Gluten Free Oatmeal Peanut Butter Lace Cookies
- 1 cup coconut sugar
- 1/4 cup Bob’s Red Mill Gluten Free All Purpose Baking Flour
- 1/4 tsp baking powder
- 1/8 tsp salt
- 4 Tbsp butter melted
- 2 eggs beaten
- 4 Tbsp creamy unsweetened peanut butter melted
- 1 tsp vanilla extract
- 1 cup gluten free rolled oats
- Pre-heat your oven to 325 degrees. Line baking sheets with foil.
- Combine the coconut sugar, gluten free flour blend, baking powder and salt in the bowl of a stand mixer. Mix briefly to combine. Add the remaining ingredients (except the oats) and mix for 60 seconds. Remove the bowl from the mixer and mix in the oats by hand.

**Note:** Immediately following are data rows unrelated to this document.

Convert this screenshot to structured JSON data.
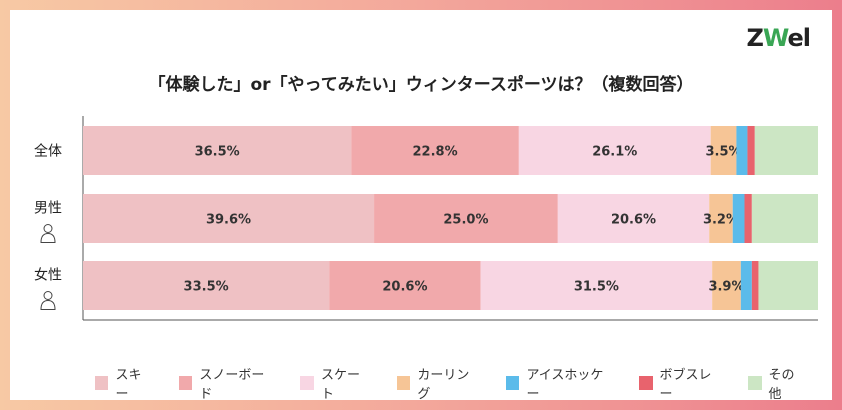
{
  "logo": {
    "text_z": "Z",
    "text_w": "W",
    "text_el": "el"
  },
  "chart_data": {
    "type": "bar",
    "orientation": "horizontal-stacked",
    "title": "「体験した」or「やってみたい」ウィンタースポーツは？（複数回答）",
    "categories": [
      "全体",
      "男性",
      "女性"
    ],
    "category_icons": [
      null,
      "man-icon",
      "woman-icon"
    ],
    "series": [
      {
        "name": "スキー",
        "color": "#efc1c4",
        "values": [
          36.5,
          39.6,
          33.5
        ]
      },
      {
        "name": "スノーボード",
        "color": "#f1a9ab",
        "values": [
          22.8,
          25.0,
          20.6
        ]
      },
      {
        "name": "スケート",
        "color": "#f8d6e3",
        "values": [
          26.1,
          20.6,
          31.5
        ]
      },
      {
        "name": "カーリング",
        "color": "#f6c596",
        "values": [
          3.5,
          3.2,
          3.9
        ]
      },
      {
        "name": "アイスホッケー",
        "color": "#5bbbea",
        "values": [
          1.5,
          1.6,
          1.5
        ]
      },
      {
        "name": "ボブスレー",
        "color": "#e8636d",
        "values": [
          1.0,
          1.0,
          0.9
        ]
      },
      {
        "name": "その他",
        "color": "#cce6c4",
        "values": [
          8.6,
          9.0,
          8.1
        ]
      }
    ],
    "data_labels": [
      [
        "36.5%",
        "22.8%",
        "26.1%",
        "3.5%",
        "",
        "",
        ""
      ],
      [
        "39.6%",
        "25.0%",
        "20.6%",
        "3.2%",
        "",
        "",
        ""
      ],
      [
        "33.5%",
        "20.6%",
        "31.5%",
        "3.9%",
        "",
        "",
        ""
      ]
    ],
    "xlim": [
      0,
      100
    ],
    "grid": false,
    "legend_position": "bottom"
  }
}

- Drop the batter by tablespoons about 3 inches apart on the foil lined baking sheets (they will spread out a ton!)
- Bake until golden brown and crispy, approximately 13-15 minutes.
- Carefully slide the tin foil off the baking sheets and let the cookies cool completely before removing them from the foil. (Getting the cookies off the foil takes a little bit of finesse 🙂
- Make sure to be very light with your touch and gentle when pulling them off the foil… they’re very delicate cookies!)
- Store the cookies in a sealed container on the counter for up to three days. Enjoy!